- Safiath pictured circa 2022

Background information
- Born: Safia Aminami Issoufou Oumarou 15 April 1982 (age 43) Khartoum, Sudan
- Genres: Rap
- Occupations: Singer, rapper, songwriter

= Safiath =

Safia Aminami Issoufou Oumarou (born 15 April 1982), known professionally as Safiath, is a Nigerien singer, rapper, and songwriter.

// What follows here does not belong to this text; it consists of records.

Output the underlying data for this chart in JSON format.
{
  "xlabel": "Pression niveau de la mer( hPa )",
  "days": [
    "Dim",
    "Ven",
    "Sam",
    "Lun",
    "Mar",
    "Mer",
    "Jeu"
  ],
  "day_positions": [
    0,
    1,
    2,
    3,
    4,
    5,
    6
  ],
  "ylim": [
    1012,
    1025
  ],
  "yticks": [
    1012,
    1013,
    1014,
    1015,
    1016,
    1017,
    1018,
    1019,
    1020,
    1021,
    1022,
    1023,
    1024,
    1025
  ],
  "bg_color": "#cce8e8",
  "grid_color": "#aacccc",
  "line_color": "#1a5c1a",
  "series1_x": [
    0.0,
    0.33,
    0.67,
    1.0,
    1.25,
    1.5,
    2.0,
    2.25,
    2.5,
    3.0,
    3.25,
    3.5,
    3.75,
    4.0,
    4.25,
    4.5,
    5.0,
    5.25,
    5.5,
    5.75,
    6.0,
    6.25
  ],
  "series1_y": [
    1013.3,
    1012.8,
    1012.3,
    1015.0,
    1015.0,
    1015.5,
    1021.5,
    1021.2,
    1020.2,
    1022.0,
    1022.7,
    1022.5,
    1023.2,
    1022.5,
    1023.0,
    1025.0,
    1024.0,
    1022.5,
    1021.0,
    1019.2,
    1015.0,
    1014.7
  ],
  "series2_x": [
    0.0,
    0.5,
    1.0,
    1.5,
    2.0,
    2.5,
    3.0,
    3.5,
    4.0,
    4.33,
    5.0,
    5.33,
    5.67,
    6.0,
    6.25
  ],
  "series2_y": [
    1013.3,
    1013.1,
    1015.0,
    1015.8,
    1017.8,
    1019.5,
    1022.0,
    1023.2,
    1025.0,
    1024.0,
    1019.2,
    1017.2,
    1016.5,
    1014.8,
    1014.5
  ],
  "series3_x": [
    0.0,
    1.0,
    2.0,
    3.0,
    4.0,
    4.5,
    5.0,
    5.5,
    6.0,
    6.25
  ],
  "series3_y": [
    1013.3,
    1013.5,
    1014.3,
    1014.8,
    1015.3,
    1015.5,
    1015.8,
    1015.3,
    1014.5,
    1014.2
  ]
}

==Early life and career beginnings==
Safiath was born in Khartoum, and is ethnically Tuareg and Kanuri; she was born to a Sudanese mother and a Nigerien father. She went to Morocco to study economics and banking. In Rabat, she joined a group that performed salsa, in which she played guitar; she then returned to Niger, where she found it easier to gain work as a musician than using her degrees.

==Career==
Safiath is the lead singer of the rap group Kaidan Gaskiya, but has sung a variety of other genres as well. She has represented Niger in numerous international musical competitions, including the 2013 Jeux de la Francophonie in Nice. Outside of Niger, Safiath has also collaborated with artists from other African nations during her performing career.

===Musical style===
Safiath has written songs in French, Hausa, Zarma and Tamasheq. They frequently deal with social issues, similar to those of Zara Moussa; children's rights in particular are a popular theme in her work, and she has spoken of a desire to raise consciousness in a younger generation with her songs.

She has articulated a desire for Nigeriens to engage more deeply with indigenous music, expressing concern over the increasing influence of foreign elements. She is concerned that French and American music specifically are affecting the quality of Nigerien rap.

==Personal life==
As of 2013, Safiath is married to the rapper Phéno, with whom she has a child.